Serum ALP concentrations of young M. natalensis was generally elevated (data not shown). As it is known that mammals in stages of bone growth show elevated levels of ALP in the serum, other liver-specific serum parameters, such as γ-glutamyl transferase (GGT), might need to be considered and established to accurately judge alterations in the liver function of young M. natalensis.

During analysis, several samples that had increased AST and ALT values, were excluded due to outlier testing. This could indicate that the cardiac sampling technique employed, which proved more difficult due to enhanced clotting capacities compared to Mus musculus, might have resulted sometimes in sub-optimal sample quality for these analytes. Additionally, the interindividual variation in our breeding colony could have affected the spread of the data. This has to be explored in the future.

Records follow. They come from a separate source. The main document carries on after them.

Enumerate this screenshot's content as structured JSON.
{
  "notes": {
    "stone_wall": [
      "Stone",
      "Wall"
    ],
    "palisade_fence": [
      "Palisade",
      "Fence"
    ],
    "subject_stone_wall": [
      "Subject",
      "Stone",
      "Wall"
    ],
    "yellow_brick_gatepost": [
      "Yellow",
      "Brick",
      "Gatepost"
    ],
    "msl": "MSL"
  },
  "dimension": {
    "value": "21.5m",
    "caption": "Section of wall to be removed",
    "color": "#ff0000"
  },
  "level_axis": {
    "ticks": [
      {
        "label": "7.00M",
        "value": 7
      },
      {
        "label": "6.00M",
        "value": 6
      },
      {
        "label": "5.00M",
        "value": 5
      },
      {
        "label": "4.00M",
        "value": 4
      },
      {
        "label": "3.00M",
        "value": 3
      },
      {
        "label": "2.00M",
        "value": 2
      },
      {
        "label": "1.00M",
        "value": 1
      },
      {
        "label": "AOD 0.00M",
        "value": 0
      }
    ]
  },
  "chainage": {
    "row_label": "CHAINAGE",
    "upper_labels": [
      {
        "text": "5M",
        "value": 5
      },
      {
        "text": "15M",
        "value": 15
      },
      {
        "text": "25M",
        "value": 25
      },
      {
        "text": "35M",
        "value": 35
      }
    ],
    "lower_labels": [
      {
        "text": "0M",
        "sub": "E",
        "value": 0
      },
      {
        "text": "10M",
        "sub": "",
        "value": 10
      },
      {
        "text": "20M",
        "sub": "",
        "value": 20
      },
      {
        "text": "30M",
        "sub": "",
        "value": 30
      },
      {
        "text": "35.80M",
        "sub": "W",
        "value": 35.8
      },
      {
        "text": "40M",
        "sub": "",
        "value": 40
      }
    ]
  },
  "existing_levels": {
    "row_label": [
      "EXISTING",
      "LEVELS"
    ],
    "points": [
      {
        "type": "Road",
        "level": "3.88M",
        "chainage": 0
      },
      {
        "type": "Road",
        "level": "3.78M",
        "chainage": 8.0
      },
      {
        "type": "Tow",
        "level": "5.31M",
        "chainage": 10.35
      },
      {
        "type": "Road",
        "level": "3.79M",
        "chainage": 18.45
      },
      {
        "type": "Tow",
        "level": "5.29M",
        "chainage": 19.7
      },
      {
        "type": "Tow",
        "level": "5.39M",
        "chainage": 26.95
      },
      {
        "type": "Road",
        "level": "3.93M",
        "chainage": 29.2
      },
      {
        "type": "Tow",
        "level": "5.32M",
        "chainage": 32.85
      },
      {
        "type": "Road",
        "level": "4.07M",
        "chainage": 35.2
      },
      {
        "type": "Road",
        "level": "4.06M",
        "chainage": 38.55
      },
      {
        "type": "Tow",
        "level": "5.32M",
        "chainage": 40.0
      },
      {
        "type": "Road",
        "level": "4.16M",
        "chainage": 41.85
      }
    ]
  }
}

In the literature, minor effects of isoflurane on white blood cell counts have been documented in mice [28]. This implies that the reference ranges reported herein should mainly be applied to animals euthanized in a similar fashion, and for blood collections via cardiac puncture [20].

Overall, this study showed that the reference ranges for M. natalensis clinical chemistry values fall between those of mice and rats [29,30,31] and are partially unique to the species, even when compared to M. coucha.

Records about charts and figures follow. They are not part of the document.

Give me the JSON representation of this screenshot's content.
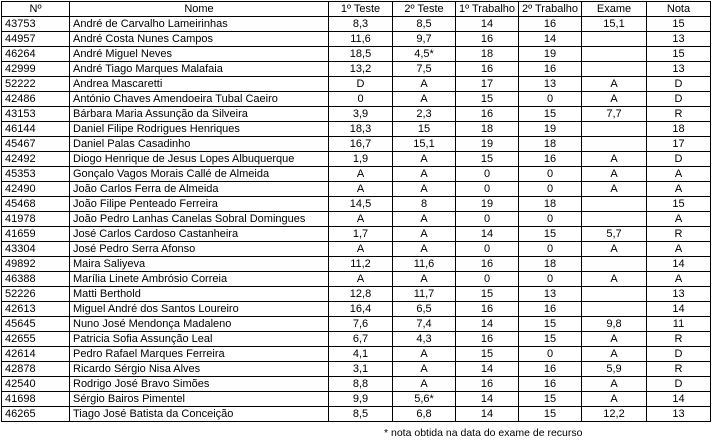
{
  "headers": [
    "Nº",
    "Nome",
    "1º Teste",
    "2º Teste",
    "1º Trabalho",
    "2º Trabalho",
    "Exame",
    "Nota"
  ],
  "rows": [
    [
      "43753",
      "André de Carvalho Lameirinhas",
      "8,3",
      "8,5",
      "14",
      "16",
      "15,1",
      "15"
    ],
    [
      "44957",
      "André Costa Nunes Campos",
      "11,6",
      "9,7",
      "16",
      "14",
      "",
      "13"
    ],
    [
      "46264",
      "André Miguel Neves",
      "18,5",
      "4,5*",
      "18",
      "19",
      "",
      "15"
    ],
    [
      "42999",
      "André Tiago Marques Malafaia",
      "13,2",
      "7,5",
      "16",
      "16",
      "",
      "13"
    ],
    [
      "52222",
      "Andrea Mascaretti",
      "D",
      "A",
      "17",
      "13",
      "A",
      "D"
    ],
    [
      "42486",
      "António Chaves Amendoeira Tubal Caeiro",
      "0",
      "A",
      "15",
      "0",
      "A",
      "D"
    ],
    [
      "43153",
      "Bárbara Maria Assunção da Silveira",
      "3,9",
      "2,3",
      "16",
      "15",
      "7,7",
      "R"
    ],
    [
      "46144",
      "Daniel Filipe Rodrigues Henriques",
      "18,3",
      "15",
      "18",
      "19",
      "",
      "18"
    ],
    [
      "45467",
      "Daniel Palas Casadinho",
      "16,7",
      "15,1",
      "19",
      "18",
      "",
      "17"
    ],
    [
      "42492",
      "Diogo Henrique de Jesus Lopes Albuquerque",
      "1,9",
      "A",
      "15",
      "16",
      "A",
      "D"
    ],
    [
      "45353",
      "Gonçalo Vagos Morais Callé de Almeida",
      "A",
      "A",
      "0",
      "0",
      "A",
      "A"
    ],
    [
      "42490",
      "João Carlos Ferra de Almeida",
      "A",
      "A",
      "0",
      "0",
      "A",
      "A"
    ],
    [
      "45468",
      "João Filipe Penteado Ferreira",
      "14,5",
      "8",
      "19",
      "18",
      "",
      "15"
    ],
    [
      "41978",
      "João Pedro Lanhas Canelas Sobral Domingues",
      "A",
      "A",
      "0",
      "0",
      "",
      "A"
    ],
    [
      "41659",
      "José Carlos Cardoso Castanheira",
      "1,7",
      "A",
      "14",
      "15",
      "5,7",
      "R"
    ],
    [
      "43304",
      "José Pedro Serra Afonso",
      "A",
      "A",
      "0",
      "0",
      "A",
      "A"
    ],
    [
      "49892",
      "Maira Saliyeva",
      "11,2",
      "11,6",
      "16",
      "18",
      "",
      "14"
    ],
    [
      "46388",
      "Marília Linete Ambrósio Correia",
      "A",
      "A",
      "0",
      "0",
      "A",
      "A"
    ],
    [
      "52226",
      "Matti Berthold",
      "12,8",
      "11,7",
      "15",
      "13",
      "",
      "13"
    ],
    [
      "42613",
      "Miguel André dos Santos Loureiro",
      "16,4",
      "6,5",
      "16",
      "16",
      "",
      "14"
    ],
    [
      "45645",
      "Nuno José Mendonça Madaleno",
      "7,6",
      "7,4",
      "14",
      "15",
      "9,8",
      "11"
    ],
    [
      "42655",
      "Patricia Sofia Assunção Leal",
      "6,7",
      "4,3",
      "16",
      "15",
      "A",
      "R"
    ],
    [
      "42614",
      "Pedro Rafael Marques Ferreira",
      "4,1",
      "A",
      "15",
      "0",
      "A",
      "D"
    ],
    [
      "42878",
      "Ricardo Sérgio Nisa Alves",
      "3,1",
      "A",
      "14",
      "16",
      "5,9",
      "R"
    ],
    [
      "42540",
      "Rodrigo José Bravo Simões",
      "8,8",
      "A",
      "16",
      "16",
      "A",
      "D"
    ],
    [
      "41698",
      "Sérgio Bairos Pimentel",
      "9,9",
      "5,6*",
      "14",
      "15",
      "A",
      "14"
    ],
    [
      "46265",
      "Tiago José Batista da Conceição",
      "8,5",
      "6,8",
      "14",
      "15",
      "12,2",
      "13"
    ]
  ],
  "footnote": "* nota obtida na data do exame de recurso"
}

Past routine serological and PCR analysis of sentinel animals from our colony indicated a presence of Mastophorus muris. However, the fact that no basophils were found, might indicate that this infection in the colony might be cleared or was restricted to very few animals. Few specific pathogens were also found in the studied M. natalensis colony during routine testing (Table A2). Thus, the parameter ranges presented here might not completely apply to animals of higher sanitisation standards. While all animals analyzed in this study presented as healthy, the effects of these commensal microorganisms on our results cannot be assesed at this time point, as also no metagenomic data on any M. natalensis breeding colony is available. Other non-specifically tested pathogens, such as endogenous viruses or commensal microorganisms, could be part of the biota of these animals, which might further influence parameters measured in this study. Therefore, different reference ranges might need to be applied to different breeding colonies, also based on their different genetic heterogeneity or geographical origin. Hence, results of this study should not be applied for veterinary diagnostic purposes of M. natalensis of other origins.

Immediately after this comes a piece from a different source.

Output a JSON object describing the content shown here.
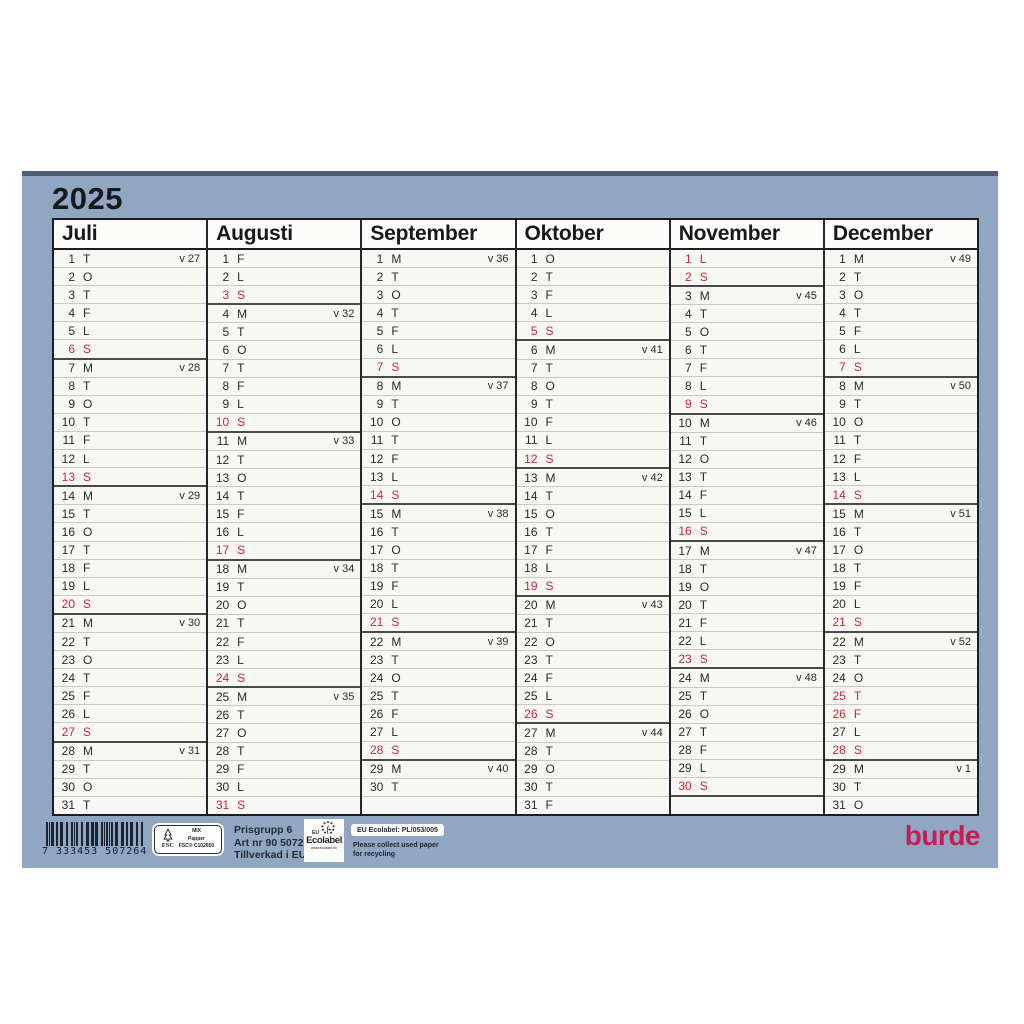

Taken together, no specific WBC-count differences could be observed between M. natalensis younger than six months and older than six months (up to one year of age), even though important immunological differences could still exist. Valuable insights were gathered by identifying differing clinical-chemistry reference ranges for female and male individuals for BUN, AST/GOT, and ALT/GPT, which can improve future experimental design with these animals, especially against the background of their role as reservoir hosts of LASV.